Bill aims to mitigate water drought

Bill aims to mitigate water drought
SB 6036, introduced by Sen. Jim Honeyford (R-15), would allow water rights donated to the state Trust Water Rights Programs (TWRP) to be directed to drought mitigation if an emergency is issued. Photo:

Washington state officials declared a water drought in 27 watersheds last year, prompting the Joint Committee on Water Supply During Drought to explore ways the state could improve its response.

To address the issue, Sen. Jim Honeyford (R-15) has introduced SB 6036, a measure that would allow water rights donated to the state Trust Water Rights Programs (TWRP) to be directed to drought mitigation if an emergency is issued. State agency officials testifying at a Jan. 14 public hearing of the Senate Agriculture, Water, Natural Resources & Parks Committee argued that the policy could work if some bill language is amended.

Under state law, the TWRP is managed by the state Department of Ecology and allows water rights holders to temporarily or permanently place those rights in the program. The state agency has the authority to declare an emergency drought if it finds a watershed is experiencing or is likely to experience less than 75 percent of its regular water supply. During emergencies, Ecology can then authorize an emergency water right transfer from senior water rights holders to junior water rights holders, or provide water resources drought response grants to water and irrigation districts as a way of reducing drought impacts.

SB 6036 allows those who have donated their water rights to the trust program to be used for mitigating drought, though it stipulates the donors must consent to how it is used. The donor is also capable of withdrawing their permission at any time.

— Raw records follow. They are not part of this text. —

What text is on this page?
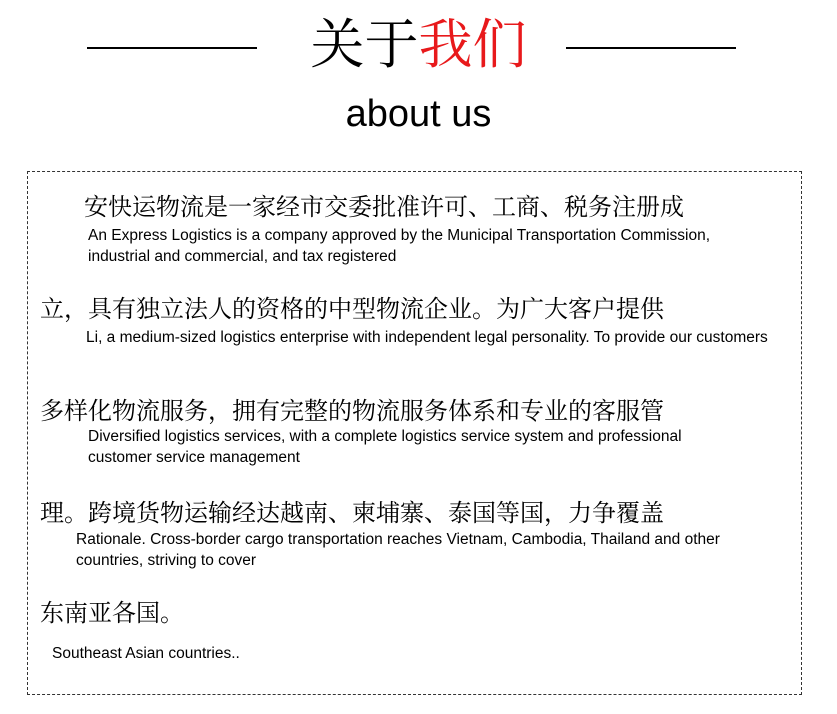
关于我们
about us
安快运物流是一家经市交委批准许可、工商、税务注册成
An Express Logistics is a company approved by the Municipal Transportation Commission, industrial and commercial, and tax registered
立，具有独立法人的资格的中型物流企业。为广大客户提供
Li, a medium-sized logistics enterprise with independent legal personality. To provide our customers
多样化物流服务，拥有完整的物流服务体系和专业的客服管
Diversified logistics services, with a complete logistics service system and professional customer service management
理。跨境货物运输经达越南、柬埔寨、泰国等国，力争覆盖
Rationale. Cross-border cargo transportation reaches Vietnam, Cambodia, Thailand and other countries, striving to cover
东南亚各国。
Southeast Asian countries..
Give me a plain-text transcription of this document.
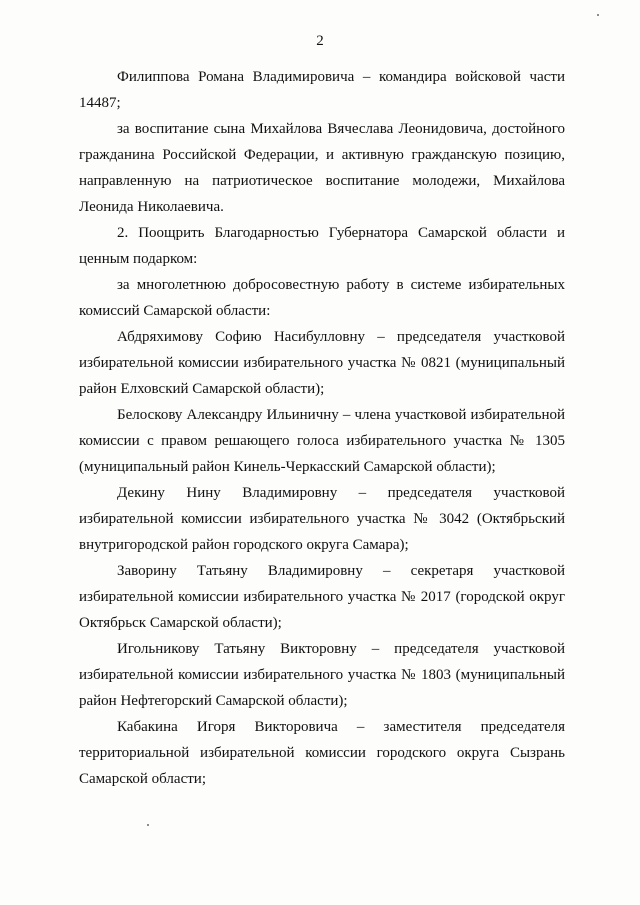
2

Филиппова Романа Владимировича – командира войсковой части 14487;

за воспитание сына Михайлова Вячеслава Леонидовича, достойного гражданина Российской Федерации, и активную гражданскую позицию, направленную на патриотическое воспитание молодежи, Михайлова Леонида Николаевича.

2. Поощрить Благодарностью Губернатора Самарской области и ценным подарком:

за многолетнюю добросовестную работу в системе избирательных комиссий Самарской области:

Абдряхимову Софию Насибулловну – председателя участковой избирательной комиссии избирательного участка № 0821 (муниципальный район Елховский Самарской области);

Белоскову Александру Ильиничну – члена участковой избирательной комиссии с правом решающего голоса избирательного участка № 1305 (муниципальный район Кинель-Черкасский Самарской области);

Декину Нину Владимировну – председателя участковой избирательной комиссии избирательного участка № 3042 (Октябрьский внутригородской район городского округа Самара);

Заворину Татьяну Владимировну – секретаря участковой избирательной комиссии избирательного участка № 2017 (городской округ Октябрьск Самарской области);

Игольникову Татьяну Викторовну – председателя участковой избирательной комиссии избирательного участка № 1803 (муниципальный район Нефтегорский Самарской области);

Кабакина Игоря Викторовича – заместителя председателя территориальной избирательной комиссии городского округа Сызрань Самарской области;
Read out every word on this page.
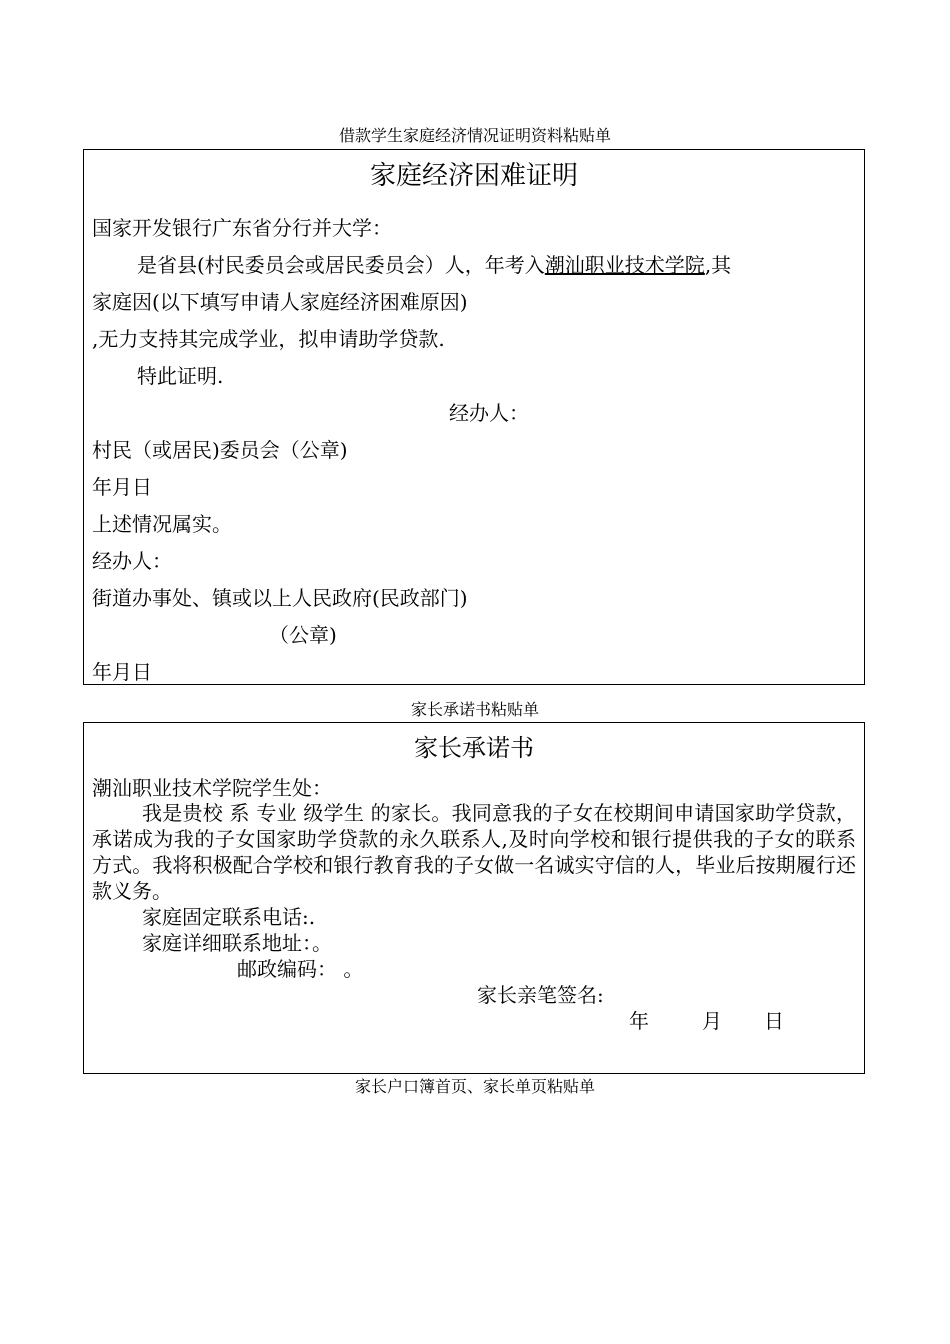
借款学生家庭经济情况证明资料粘贴单
家庭经济困难证明
国家开发银行广东省分行并大学：
是省县(村民委员会或居民委员会）人，年考入潮汕职业技术学院,其
家庭因(以下填写申请人家庭经济困难原因)
,无力支持其完成学业，拟申请助学贷款.
特此证明.
经办人：
村民（或居民)委员会（公章)
年月日
上述情况属实。
经办人：
街道办事处、镇或以上人民政府(民政部门)
（公章)
年月日
家长承诺书粘贴单
家长承诺书
潮汕职业技术学院学生处：
我是贵校 系 专业 级学生 的家长。我同意我的子女在校期间申请国家助学贷款，承诺成为我的子女国家助学贷款的永久联系人,及时向学校和银行提供我的子女的联系方式。我将积极配合学校和银行教育我的子女做一名诚实守信的人，毕业后按期履行还款义务。
家庭固定联系电话:.
家庭详细联系地址：。
邮政编码： 。
家长亲笔签名:
年	月 日
家长户口簿首页、家长单页粘贴单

Honeyford told colleagues that the bill’s intent is to provide an option – not a mandate – for those who hold water rights “if they want to do it…hey don’t have to do anything, but it would be a way to get a little more water during this drought.”

Some state agency officials and scientists expressed reservations about the impact to water levels in streams. Washington Department of Fish and Wildlife (WDFW) Research Scientist Giza Gates told the committee that during a drought, water under the state’s trust rights is all that is available for streams. Diverting some of that water away “could result in moving water from instream resources during times when it is needed most by salmon and the resources that salmon depend upon.”

That view was echoed by Ecology Policy and Program Manager David Christiansen. “Because the bill allows for donations to be used for mitigation, this could lead to impairment (water flow interruption), and that’s our fundamental concern.” However, he added that those issues could be addressed with “additional protections and limitations that would mitigate or reduce the risks for impairing senior water rights.”

No further action is scheduled for SB 6036.